Ericsson and Telia conducted outdoor trials of 5G technology in Sweden that the vendor said boosts the pair’s goal of launching 5G-like services in Sweden and Estonia in 2018.
The demonstrations of 5G capabilities utilised 800 MHz of spectrum in the 15 GHz band, and were conducted on a live network in Kista. In a statement announcing the trial, Ericsson said the partners achieved peak data rates of 15 Gbps -- some 40 times faster than the maximum speeds that can be reached using 4G technology -- and latency of under 3 milliseconds.
Telia and Ericsson announced in January that they aim to deliver the first 5G experiences to subscribers in Stockholm and Tallinn in 2018. The services will be delivered on a pre-commercial 5G network, following joint development and testing of 5G use-cases covering communications and Internet of Things (IoT).
Mats Svärdh, head of networks and IT infrastructure, global services and operations, at Telia, said the Kista demonstration is one of the first steps towards standardising and developing 5G technology.
“Our knowledge and learnings from testing in a real outdoor environment will be crucial to understand and develop the 5G technology and networks needed to meet our customers’ future requirements," he said.
In a related Telia statement, Svärdh said the low latency achieved in the Kista test was a key development. “We experience some difficulties in delivering really short latencies. They are important because you need to have short latencies in order to fully support services such as virtual reality, augmented reality or self-driving cars.”

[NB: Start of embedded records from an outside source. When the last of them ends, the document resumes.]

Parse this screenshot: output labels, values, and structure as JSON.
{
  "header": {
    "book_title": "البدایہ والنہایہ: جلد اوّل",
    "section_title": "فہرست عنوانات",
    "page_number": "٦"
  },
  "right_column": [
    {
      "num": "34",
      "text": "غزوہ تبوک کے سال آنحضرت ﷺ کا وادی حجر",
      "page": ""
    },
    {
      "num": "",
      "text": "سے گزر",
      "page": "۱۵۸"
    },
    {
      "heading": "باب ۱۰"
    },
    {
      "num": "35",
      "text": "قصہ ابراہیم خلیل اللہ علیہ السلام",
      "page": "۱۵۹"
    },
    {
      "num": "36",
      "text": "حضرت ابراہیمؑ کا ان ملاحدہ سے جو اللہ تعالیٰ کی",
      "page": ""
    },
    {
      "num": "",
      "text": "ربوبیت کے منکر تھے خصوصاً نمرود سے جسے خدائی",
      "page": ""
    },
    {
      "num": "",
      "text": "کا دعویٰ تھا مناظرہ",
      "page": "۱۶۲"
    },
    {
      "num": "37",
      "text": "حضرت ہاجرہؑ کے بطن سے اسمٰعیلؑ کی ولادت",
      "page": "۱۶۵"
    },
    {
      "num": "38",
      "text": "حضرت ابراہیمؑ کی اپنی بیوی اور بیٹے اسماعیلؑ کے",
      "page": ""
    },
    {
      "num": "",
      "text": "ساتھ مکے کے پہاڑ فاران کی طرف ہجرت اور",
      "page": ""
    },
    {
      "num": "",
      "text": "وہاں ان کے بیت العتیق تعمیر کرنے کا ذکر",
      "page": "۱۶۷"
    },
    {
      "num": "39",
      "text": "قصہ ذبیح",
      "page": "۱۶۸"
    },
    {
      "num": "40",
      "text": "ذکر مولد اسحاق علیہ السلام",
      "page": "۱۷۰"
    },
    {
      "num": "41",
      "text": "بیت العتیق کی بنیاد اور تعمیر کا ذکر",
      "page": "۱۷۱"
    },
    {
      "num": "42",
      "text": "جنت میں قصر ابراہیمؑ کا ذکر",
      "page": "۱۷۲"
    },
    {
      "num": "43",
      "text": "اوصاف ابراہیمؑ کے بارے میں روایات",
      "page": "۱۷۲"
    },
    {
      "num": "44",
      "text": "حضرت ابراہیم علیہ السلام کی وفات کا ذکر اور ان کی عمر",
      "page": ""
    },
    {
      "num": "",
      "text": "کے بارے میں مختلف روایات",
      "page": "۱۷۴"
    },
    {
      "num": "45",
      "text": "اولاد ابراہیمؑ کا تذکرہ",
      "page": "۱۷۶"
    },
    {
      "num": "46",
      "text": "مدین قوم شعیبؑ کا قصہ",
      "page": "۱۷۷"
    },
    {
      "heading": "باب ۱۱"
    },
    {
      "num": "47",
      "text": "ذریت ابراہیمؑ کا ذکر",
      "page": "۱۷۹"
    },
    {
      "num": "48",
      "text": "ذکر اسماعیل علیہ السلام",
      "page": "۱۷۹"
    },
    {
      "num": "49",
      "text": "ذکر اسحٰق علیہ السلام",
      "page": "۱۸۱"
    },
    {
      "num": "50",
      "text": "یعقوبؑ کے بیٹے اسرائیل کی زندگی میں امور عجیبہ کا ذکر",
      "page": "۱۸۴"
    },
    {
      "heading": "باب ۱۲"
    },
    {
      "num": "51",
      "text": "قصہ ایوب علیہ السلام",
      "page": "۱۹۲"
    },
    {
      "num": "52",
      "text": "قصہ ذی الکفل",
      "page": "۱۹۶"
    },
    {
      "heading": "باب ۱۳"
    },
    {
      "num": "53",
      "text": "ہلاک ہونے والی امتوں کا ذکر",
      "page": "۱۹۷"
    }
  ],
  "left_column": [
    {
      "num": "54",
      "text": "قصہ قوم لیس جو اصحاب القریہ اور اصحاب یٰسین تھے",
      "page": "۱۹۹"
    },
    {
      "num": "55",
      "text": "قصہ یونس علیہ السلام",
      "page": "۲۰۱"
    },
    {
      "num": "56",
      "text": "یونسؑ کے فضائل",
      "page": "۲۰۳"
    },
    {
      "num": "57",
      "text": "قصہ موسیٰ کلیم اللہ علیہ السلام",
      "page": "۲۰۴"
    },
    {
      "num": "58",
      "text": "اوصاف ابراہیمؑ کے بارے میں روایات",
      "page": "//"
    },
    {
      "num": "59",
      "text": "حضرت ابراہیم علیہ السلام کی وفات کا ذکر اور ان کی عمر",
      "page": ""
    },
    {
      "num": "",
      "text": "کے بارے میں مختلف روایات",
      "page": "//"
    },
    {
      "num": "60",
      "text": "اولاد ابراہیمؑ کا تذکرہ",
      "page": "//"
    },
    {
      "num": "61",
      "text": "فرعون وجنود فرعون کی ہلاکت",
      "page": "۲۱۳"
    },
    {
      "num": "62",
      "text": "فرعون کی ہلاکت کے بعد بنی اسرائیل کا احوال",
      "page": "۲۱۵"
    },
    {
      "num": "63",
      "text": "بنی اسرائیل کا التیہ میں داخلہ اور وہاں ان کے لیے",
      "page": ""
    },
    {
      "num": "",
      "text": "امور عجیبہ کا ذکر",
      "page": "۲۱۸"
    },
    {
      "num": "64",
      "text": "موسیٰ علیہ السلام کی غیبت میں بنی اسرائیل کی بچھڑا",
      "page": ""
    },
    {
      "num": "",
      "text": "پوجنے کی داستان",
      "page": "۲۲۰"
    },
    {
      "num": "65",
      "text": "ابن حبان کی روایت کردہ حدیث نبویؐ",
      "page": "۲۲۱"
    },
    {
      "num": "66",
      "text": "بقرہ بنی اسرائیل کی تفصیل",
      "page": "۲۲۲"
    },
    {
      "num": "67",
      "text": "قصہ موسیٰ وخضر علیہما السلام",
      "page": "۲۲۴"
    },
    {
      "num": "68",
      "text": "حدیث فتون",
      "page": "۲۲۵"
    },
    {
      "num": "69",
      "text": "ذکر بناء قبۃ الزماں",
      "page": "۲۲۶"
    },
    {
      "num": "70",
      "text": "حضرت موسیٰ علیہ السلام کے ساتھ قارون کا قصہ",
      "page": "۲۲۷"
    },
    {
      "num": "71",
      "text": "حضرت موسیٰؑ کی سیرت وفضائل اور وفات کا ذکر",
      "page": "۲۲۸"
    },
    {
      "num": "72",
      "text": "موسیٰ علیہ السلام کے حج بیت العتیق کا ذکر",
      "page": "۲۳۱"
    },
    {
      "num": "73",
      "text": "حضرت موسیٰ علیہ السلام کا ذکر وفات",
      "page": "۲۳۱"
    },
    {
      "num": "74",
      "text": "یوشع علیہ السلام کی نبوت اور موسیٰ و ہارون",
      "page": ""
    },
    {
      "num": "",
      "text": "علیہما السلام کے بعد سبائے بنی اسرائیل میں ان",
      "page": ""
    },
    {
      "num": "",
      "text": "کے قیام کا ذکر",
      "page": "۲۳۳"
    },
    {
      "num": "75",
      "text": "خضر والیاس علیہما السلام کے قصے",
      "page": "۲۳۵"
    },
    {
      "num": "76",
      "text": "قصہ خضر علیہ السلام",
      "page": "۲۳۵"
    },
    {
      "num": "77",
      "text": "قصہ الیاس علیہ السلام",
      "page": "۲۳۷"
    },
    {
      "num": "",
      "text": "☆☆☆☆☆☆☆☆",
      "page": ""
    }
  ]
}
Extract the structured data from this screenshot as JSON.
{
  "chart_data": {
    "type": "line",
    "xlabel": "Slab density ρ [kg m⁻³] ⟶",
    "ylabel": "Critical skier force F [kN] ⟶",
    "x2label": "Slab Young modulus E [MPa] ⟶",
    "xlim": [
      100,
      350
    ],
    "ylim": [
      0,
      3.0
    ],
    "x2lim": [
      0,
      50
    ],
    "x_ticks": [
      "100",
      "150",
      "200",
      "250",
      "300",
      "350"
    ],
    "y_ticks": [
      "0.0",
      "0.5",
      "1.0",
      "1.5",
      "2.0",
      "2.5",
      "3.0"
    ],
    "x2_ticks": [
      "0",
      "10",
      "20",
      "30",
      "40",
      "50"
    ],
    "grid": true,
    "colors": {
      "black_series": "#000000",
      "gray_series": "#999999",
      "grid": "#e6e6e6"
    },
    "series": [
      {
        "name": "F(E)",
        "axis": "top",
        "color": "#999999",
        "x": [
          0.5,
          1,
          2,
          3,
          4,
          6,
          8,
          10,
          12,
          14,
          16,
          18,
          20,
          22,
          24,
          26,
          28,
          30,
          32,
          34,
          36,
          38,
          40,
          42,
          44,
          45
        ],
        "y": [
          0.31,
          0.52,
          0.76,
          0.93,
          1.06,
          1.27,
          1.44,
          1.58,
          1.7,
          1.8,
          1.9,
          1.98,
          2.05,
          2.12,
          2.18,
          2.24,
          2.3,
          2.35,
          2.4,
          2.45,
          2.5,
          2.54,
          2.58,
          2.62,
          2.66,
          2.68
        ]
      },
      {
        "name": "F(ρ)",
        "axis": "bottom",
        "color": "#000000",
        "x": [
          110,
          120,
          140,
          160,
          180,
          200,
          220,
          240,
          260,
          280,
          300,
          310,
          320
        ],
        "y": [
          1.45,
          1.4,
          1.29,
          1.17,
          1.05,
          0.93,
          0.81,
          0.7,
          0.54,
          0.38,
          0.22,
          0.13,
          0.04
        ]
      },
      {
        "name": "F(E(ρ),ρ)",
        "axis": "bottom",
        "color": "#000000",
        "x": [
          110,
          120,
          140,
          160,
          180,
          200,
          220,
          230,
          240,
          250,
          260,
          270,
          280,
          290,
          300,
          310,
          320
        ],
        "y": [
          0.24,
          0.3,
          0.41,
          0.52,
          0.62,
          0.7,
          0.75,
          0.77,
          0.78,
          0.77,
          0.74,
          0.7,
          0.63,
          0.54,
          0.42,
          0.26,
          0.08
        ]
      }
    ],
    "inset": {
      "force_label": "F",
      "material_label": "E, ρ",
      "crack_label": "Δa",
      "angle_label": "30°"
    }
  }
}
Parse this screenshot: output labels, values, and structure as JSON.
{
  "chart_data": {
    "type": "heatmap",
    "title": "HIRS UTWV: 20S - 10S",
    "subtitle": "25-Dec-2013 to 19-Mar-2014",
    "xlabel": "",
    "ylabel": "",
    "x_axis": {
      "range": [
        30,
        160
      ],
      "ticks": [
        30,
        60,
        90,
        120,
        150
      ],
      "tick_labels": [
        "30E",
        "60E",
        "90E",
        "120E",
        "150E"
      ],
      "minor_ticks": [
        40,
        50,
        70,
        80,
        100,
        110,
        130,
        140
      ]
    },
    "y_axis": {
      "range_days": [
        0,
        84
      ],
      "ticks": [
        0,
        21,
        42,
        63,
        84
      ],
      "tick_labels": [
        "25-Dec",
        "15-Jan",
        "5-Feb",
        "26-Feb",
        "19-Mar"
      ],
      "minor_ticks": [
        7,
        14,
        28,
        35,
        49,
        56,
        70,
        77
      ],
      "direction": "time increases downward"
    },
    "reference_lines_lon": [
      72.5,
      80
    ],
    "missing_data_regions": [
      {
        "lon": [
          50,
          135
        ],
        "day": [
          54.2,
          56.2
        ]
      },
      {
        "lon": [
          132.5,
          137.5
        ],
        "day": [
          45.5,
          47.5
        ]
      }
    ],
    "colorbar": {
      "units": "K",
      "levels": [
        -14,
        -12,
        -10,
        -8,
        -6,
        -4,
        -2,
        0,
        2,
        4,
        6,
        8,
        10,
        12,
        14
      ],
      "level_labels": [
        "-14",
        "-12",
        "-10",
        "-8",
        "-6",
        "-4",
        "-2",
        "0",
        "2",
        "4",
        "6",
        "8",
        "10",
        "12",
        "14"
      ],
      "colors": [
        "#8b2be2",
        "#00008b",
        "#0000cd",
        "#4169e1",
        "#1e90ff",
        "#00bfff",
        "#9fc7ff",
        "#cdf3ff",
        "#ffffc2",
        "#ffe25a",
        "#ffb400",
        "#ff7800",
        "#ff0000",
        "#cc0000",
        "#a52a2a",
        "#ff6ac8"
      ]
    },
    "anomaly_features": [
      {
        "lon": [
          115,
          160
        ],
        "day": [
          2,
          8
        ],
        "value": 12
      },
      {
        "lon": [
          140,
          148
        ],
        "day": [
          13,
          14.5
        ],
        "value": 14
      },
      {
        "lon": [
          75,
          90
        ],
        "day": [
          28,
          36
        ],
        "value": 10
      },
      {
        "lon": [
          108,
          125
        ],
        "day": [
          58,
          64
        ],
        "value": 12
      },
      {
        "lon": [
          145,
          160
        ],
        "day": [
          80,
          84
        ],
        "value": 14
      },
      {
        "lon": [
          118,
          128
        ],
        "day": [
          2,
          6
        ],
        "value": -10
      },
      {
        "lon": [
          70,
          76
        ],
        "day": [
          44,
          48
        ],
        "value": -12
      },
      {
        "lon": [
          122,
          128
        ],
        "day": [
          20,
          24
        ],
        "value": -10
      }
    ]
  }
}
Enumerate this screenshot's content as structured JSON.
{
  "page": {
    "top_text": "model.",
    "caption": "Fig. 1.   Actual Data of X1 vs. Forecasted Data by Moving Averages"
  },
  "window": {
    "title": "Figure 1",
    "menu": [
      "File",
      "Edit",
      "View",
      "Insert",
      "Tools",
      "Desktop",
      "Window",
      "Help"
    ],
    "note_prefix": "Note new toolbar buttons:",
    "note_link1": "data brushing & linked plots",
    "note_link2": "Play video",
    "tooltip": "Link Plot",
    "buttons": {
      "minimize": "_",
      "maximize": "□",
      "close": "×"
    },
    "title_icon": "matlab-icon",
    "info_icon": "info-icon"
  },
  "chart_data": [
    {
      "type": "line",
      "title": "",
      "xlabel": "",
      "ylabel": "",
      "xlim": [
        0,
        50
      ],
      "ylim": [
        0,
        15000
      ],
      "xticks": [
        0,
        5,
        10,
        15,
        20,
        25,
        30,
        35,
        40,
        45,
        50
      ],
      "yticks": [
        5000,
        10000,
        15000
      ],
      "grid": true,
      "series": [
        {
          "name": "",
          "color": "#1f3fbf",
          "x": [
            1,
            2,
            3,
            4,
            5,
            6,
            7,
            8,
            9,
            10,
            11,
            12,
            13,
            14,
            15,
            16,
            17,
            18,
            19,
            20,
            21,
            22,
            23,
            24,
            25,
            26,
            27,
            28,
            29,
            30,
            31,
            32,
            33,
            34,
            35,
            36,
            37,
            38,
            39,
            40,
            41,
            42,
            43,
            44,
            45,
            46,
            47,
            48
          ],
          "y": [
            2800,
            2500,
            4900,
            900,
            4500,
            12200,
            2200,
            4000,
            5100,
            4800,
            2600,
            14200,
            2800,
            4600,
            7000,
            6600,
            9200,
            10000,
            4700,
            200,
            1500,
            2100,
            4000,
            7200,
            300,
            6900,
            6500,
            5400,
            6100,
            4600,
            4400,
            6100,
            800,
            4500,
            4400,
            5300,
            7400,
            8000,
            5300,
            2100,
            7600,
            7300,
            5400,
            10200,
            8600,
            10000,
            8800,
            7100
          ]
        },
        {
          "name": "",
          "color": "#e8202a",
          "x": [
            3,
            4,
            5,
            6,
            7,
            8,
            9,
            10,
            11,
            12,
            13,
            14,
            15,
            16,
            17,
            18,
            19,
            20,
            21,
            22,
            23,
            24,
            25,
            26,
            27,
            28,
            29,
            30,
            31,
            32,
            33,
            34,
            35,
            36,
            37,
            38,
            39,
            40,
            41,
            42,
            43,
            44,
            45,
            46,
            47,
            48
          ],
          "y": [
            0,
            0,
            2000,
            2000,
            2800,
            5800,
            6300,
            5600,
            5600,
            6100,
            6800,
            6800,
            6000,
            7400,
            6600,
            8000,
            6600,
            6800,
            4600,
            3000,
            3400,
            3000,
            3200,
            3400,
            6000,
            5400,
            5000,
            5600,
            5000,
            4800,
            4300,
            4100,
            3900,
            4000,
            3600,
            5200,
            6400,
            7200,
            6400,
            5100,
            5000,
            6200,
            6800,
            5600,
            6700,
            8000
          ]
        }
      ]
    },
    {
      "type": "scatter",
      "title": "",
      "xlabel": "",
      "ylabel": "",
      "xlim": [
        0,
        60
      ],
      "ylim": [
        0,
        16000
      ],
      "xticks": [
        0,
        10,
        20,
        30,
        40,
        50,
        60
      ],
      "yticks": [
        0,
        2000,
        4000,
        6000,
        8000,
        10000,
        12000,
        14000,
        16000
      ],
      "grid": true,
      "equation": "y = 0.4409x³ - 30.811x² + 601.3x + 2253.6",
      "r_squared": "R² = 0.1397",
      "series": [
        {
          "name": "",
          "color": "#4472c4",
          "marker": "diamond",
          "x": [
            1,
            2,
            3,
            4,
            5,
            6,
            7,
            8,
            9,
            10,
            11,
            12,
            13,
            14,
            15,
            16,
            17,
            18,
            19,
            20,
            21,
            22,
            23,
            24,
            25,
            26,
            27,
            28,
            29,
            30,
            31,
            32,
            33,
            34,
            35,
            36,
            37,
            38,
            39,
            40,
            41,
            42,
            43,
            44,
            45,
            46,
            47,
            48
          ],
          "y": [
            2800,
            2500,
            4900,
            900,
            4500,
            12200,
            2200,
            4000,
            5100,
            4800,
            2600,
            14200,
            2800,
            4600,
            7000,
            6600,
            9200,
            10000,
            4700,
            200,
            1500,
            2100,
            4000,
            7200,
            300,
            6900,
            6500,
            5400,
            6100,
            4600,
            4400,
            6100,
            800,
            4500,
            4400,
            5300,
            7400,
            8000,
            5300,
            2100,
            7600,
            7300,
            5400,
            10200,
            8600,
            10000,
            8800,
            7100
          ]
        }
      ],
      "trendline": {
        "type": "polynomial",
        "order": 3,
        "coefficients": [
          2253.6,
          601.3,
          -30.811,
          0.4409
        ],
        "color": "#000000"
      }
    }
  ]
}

The company said the sub-3 millisecond latency achieved in the trial was a “massive improvement” on current rates.
Ericsson’s head of region Northern Europe and Central Asia, Peter Laurin, echoed Svärdh’s comments regarding the importance of the recent trial to the partners’ long-term goals. “Our 5G roadmap will incrementally introduce IoT technologies and 5G concepts that will enhance end-user experience and business potential for enterprises and society.”
The European Commission last month said the benefits of 5G technology would go beyond the mobile industry. A study conducted for the commission by InterDigital Europe, Real Wireless, Tech4i2, and Trinity College Dublin predicted that the technology has the potential to create new jobs in vertical industries and trickle-down effects worth €141.8 billion ($156.2 billion) by 2025.